Model Interpolation Using HTS-Engine

If you have two trained models, you can use hts-engine to interpolate and synthesize from them. Here is an example interpolation command, assuming you already have voices trained under directories voice1 and voice2:

hts_engine -td voice1/voices/qst001/ver1/tree-dur.inf -td voice2/voices/qst001/ver1/tree-dur.inf -tf voice1/voices/qst001/ver1/tree-lf0.inf -tf voice2/voices/qst001/ver1/tree-lf0.inf -tm voice1/voices/qst001/ver1/tree-mgc.inf -tm voice2/voices/qst001/ver1/tree-mgc.inf -tl voice1/voices/qst001/ver1/tree-lpf.inf -tl voice2/voices/qst001/ver1/tree-lpf.inf -md voice1/voices/qst001/ver1/dur.pdf -md voice2/voices/qst001/ver1/dur.pdf -mf voice1/voices/qst001/ver1/lf0.pdf -mf voice2/voices/qst001/ver1/lf0.pdf -mm voice1/voices/qst001/ver1/mgc.pdf -mm voice2/voices/qst001/ver1/mgc.pdf -ml voice1/voices/qst001/ver1/lpf.pdf -ml voice2/voices/qst001/ver1/lpf.pdf -dm voice2/voices/qst001/ver1/mgc.win1 -dm voice2/voices/qst001/ver1/mgc.win2 -dm voice2/voices/qst001/ver1/mgc.win3 -df voice2/voices/qst001/ver1/lf0.win1 -df voice2/voices/qst001/ver1/lf0.win2 -df voice2/voices/qst001/ver1/lf0.win3 -dl voice2/voices/qst001/ver1/lpf.win1 -s 48000 -p 240 -a 0.55 -g 0 -l -b 0.4 -cm voice1/voices/qst001/ver1/gv-mgc.pdf -cm voice2/voices/qst001/ver1/gv-mgc.pdf -cf voice1/voices/qst001/ver1/gv-lf0.pdf -cf voice2/voices/qst001/ver1/gv-lf0.pdf -k voice2/voices/qst001/ver1/gv-switch.inf -em voice2/voices/qst001/ver1/tree-gv-mgc.inf -ef voice1/voices/qst001/ver1/tree-gv-lf0.inf -ef voice2/voices/qst001/ver1/tree-gv-lf0.inf -b 0.0 -ow nat_0001.wav nat_0001.lab -i 2 0.5 0.5

hts_engine

Speech lab students: we have this located in
/proj/tts/hts-2.3/hts_engine_API-1.09/bin/hts_engine

Options

td, tf, tm, and tl are all decision tree files (for state duration, spectrum, log f0, and low-pass filter respectively). You need to specify these for both voice1 and voice2.

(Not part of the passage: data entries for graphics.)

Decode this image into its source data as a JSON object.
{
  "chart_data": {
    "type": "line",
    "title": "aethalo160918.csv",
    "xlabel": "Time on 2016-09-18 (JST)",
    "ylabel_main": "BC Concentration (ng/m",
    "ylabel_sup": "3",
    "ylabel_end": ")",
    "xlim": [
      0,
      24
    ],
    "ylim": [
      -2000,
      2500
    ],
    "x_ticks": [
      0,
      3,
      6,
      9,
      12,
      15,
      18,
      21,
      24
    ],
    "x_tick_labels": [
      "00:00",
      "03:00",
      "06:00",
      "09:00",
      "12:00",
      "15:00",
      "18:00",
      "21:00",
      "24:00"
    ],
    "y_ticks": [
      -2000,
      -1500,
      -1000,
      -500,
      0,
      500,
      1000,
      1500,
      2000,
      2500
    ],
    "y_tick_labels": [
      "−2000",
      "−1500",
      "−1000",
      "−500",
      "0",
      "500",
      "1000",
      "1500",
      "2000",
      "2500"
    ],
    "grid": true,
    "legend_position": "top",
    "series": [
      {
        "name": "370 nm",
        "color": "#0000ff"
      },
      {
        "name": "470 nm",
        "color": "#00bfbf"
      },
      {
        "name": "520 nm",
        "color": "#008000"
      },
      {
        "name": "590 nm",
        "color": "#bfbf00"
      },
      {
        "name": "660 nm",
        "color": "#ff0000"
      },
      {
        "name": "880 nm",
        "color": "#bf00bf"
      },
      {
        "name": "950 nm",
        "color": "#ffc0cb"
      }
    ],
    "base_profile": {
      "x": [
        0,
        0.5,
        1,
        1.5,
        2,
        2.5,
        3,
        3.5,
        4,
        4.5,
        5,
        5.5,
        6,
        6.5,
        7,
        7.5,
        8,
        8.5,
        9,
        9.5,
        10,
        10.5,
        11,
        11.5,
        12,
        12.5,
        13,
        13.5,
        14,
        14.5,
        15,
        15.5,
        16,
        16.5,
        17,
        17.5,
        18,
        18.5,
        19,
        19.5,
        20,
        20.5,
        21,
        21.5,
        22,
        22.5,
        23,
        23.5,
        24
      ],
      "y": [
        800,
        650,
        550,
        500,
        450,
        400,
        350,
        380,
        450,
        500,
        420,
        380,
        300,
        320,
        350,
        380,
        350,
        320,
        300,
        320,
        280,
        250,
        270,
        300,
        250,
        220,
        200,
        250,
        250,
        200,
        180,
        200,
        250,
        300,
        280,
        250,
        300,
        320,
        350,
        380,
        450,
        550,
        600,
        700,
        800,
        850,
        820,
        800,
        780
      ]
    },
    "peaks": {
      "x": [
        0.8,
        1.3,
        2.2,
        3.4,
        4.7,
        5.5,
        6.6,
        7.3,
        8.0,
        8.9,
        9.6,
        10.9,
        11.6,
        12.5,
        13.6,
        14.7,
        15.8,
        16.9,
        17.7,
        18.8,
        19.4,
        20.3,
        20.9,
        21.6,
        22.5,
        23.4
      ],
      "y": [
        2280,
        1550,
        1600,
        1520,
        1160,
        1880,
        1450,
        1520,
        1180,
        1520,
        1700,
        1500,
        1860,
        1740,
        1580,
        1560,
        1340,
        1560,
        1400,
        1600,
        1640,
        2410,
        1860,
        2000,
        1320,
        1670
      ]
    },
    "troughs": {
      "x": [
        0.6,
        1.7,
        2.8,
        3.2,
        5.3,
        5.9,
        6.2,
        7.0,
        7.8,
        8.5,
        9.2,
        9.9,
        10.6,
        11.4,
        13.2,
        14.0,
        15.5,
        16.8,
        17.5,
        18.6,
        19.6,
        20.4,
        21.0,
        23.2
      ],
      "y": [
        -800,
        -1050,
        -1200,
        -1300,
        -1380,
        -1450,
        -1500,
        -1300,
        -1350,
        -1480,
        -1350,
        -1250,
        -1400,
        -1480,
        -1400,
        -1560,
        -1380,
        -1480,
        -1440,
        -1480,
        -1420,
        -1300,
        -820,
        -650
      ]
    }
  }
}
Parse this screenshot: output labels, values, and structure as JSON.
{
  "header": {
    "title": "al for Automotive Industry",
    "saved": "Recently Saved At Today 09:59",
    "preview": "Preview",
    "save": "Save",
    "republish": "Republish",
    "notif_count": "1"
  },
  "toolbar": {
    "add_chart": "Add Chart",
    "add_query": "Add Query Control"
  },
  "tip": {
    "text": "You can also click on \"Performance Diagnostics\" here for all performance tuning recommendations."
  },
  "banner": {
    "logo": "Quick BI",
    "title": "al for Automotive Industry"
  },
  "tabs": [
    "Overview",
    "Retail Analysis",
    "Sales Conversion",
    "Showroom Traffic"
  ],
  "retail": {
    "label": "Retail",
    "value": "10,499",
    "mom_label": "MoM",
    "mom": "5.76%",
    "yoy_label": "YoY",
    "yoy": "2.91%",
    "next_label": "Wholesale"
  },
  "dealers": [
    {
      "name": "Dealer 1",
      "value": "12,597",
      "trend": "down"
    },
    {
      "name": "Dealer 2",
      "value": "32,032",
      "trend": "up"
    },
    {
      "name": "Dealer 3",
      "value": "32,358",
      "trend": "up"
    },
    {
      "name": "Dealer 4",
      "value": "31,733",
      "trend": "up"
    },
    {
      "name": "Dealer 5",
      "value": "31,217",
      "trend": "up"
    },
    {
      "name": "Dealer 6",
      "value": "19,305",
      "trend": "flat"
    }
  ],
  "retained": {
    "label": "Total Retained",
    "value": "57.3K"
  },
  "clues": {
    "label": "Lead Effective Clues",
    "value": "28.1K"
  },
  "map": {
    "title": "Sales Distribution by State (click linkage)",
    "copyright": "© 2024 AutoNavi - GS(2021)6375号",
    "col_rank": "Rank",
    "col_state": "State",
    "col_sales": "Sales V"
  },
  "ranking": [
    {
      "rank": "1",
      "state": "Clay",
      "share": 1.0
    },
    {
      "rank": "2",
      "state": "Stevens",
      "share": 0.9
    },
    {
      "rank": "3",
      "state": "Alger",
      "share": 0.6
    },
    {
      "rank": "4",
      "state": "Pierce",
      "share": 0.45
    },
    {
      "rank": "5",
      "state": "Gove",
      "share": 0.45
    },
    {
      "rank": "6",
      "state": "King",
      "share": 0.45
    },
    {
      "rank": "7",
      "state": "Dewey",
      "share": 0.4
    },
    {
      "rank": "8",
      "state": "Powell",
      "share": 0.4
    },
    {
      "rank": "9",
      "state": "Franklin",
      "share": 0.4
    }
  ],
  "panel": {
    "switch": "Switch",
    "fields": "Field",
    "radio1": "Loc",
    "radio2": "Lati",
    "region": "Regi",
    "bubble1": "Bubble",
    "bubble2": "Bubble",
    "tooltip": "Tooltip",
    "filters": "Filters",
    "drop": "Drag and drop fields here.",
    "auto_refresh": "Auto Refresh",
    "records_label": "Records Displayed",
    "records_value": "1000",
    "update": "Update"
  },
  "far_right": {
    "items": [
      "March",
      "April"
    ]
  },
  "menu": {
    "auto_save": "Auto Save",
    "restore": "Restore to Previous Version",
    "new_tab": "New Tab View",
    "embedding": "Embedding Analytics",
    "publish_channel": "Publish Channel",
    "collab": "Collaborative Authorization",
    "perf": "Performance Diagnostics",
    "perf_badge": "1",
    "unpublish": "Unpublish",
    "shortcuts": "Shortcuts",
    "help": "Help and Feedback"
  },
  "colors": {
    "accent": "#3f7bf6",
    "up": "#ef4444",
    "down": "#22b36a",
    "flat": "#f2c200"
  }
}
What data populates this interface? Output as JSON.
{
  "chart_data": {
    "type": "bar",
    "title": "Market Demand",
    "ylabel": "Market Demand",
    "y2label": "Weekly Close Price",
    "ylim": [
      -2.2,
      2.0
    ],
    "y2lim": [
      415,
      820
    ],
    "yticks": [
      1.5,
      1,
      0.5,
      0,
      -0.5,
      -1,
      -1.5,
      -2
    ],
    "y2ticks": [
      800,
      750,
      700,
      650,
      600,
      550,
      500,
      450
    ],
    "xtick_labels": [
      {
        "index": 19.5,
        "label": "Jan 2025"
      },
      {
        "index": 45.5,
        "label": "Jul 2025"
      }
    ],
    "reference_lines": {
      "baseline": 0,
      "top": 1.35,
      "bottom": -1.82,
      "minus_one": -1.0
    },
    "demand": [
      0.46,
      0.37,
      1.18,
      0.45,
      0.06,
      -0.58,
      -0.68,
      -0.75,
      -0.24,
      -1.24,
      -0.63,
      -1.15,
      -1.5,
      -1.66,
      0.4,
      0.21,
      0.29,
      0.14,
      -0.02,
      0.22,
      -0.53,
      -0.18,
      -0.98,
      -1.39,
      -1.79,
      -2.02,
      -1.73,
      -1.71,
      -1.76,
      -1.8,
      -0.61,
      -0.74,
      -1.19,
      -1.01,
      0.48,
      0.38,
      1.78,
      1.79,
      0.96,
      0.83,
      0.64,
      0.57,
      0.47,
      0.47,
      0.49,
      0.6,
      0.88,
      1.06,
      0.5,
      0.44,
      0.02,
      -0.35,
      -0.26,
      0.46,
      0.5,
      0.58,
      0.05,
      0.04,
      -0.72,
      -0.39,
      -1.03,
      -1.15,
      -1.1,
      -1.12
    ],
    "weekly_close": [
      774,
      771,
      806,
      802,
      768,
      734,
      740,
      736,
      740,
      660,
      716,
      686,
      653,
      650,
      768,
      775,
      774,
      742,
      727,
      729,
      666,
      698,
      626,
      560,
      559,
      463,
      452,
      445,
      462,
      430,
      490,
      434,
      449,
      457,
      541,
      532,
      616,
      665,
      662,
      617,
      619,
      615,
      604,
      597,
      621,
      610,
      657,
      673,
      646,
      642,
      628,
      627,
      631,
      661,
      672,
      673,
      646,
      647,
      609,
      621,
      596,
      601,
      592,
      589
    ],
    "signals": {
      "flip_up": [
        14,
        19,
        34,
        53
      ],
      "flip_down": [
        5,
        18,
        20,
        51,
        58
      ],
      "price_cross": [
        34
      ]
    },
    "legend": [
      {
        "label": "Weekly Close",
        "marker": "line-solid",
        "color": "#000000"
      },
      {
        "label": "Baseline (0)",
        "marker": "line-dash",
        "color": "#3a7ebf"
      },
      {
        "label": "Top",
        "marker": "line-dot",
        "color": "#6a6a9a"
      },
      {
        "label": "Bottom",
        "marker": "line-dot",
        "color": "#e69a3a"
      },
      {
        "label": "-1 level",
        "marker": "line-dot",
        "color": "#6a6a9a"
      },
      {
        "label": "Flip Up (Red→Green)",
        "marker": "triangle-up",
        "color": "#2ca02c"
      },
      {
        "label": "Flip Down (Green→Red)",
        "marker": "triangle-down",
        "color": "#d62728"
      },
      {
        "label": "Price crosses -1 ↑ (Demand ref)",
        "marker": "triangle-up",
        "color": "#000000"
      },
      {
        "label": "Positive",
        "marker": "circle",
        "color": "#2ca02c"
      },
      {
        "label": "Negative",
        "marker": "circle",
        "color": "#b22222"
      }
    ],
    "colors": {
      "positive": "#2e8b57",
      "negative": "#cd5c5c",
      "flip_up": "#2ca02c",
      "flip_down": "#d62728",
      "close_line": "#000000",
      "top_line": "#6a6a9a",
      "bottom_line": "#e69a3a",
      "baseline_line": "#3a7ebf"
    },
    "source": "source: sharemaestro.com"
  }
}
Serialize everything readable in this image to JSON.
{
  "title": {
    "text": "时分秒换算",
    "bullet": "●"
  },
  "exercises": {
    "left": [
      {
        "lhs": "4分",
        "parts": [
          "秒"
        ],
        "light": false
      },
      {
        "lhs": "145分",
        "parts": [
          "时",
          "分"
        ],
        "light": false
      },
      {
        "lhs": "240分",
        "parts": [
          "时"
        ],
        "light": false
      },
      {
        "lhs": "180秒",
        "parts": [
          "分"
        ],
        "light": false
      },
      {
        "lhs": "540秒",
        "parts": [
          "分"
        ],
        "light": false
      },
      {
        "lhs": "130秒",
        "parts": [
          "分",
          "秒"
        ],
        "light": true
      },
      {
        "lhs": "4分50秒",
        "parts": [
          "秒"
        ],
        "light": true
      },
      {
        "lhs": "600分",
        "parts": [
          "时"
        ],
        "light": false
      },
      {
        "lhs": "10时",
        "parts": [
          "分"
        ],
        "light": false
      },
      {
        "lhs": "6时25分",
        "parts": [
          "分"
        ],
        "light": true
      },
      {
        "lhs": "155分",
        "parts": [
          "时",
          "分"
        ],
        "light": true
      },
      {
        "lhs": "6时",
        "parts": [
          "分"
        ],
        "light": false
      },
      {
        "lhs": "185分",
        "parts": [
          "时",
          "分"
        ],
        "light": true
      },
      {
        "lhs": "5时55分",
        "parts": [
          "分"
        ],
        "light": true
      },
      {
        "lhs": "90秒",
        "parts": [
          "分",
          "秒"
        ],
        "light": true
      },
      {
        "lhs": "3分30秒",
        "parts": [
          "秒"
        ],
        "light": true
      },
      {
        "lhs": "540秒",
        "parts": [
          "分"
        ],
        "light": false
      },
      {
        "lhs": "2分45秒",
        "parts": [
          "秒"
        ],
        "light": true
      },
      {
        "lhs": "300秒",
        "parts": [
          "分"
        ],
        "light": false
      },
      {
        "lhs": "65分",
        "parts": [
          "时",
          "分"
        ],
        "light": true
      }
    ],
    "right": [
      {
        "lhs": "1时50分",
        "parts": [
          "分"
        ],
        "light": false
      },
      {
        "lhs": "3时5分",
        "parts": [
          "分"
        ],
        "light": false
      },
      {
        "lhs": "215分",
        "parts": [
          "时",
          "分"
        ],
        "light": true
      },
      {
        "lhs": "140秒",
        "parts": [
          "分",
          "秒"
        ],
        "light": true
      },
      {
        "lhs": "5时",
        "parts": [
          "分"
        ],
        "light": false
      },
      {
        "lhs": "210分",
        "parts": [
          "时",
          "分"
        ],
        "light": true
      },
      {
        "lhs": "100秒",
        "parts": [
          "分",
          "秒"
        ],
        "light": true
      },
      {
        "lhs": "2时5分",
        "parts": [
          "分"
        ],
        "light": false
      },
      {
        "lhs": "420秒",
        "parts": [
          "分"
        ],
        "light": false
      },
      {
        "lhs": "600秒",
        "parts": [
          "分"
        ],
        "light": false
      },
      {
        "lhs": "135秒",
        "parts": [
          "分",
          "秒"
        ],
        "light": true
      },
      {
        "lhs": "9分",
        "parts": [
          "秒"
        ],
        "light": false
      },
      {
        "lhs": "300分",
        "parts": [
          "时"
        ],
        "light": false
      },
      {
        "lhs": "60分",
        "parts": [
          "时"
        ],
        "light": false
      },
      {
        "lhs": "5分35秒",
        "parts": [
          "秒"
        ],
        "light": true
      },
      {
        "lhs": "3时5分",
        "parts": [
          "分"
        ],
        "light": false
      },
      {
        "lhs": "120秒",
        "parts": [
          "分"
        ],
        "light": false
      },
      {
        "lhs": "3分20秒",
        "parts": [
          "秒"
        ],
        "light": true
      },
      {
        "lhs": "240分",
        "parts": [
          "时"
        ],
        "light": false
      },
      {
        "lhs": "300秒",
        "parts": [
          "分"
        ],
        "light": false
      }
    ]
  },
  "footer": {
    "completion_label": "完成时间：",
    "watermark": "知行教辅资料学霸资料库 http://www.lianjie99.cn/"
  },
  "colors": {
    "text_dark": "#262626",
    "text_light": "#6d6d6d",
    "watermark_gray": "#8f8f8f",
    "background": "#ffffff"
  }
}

md, mf, mm, and ml are all pdf model files for state duration, spectrum, lf0, and low-pass filter respectively. You need to specify these for both of the voices you are interpolating.

dm, df, and dl are window files for calculation delta of spectrum, lf0, and lpf respectively. These should be the same for both voices so no need to specify twice, but you do need to put win1, win2, and win3 for both dm and df, but just win1 for dl.

cm and cf are filenames for global variance of spectrum and lf0. It will let you specify these for either just one or both voices, but since they may differ for different voices, it should get specified for both voices.

k is a tree for GV switch. You can specify for just one or for both voices.

em and ef are decision tree files for global variance of spectrum and lf0. You can specify for just one or for both voices, but again these will differ for different voices, so best to specify for both.

Synthesis

-ow nat_0001.wav -- the output synthesized file.
nat_0001.lab -- the fullcontext label file to synthesize from.
-i 2 0.5 0.5 -- interpolate two voices, with weights each 0.5.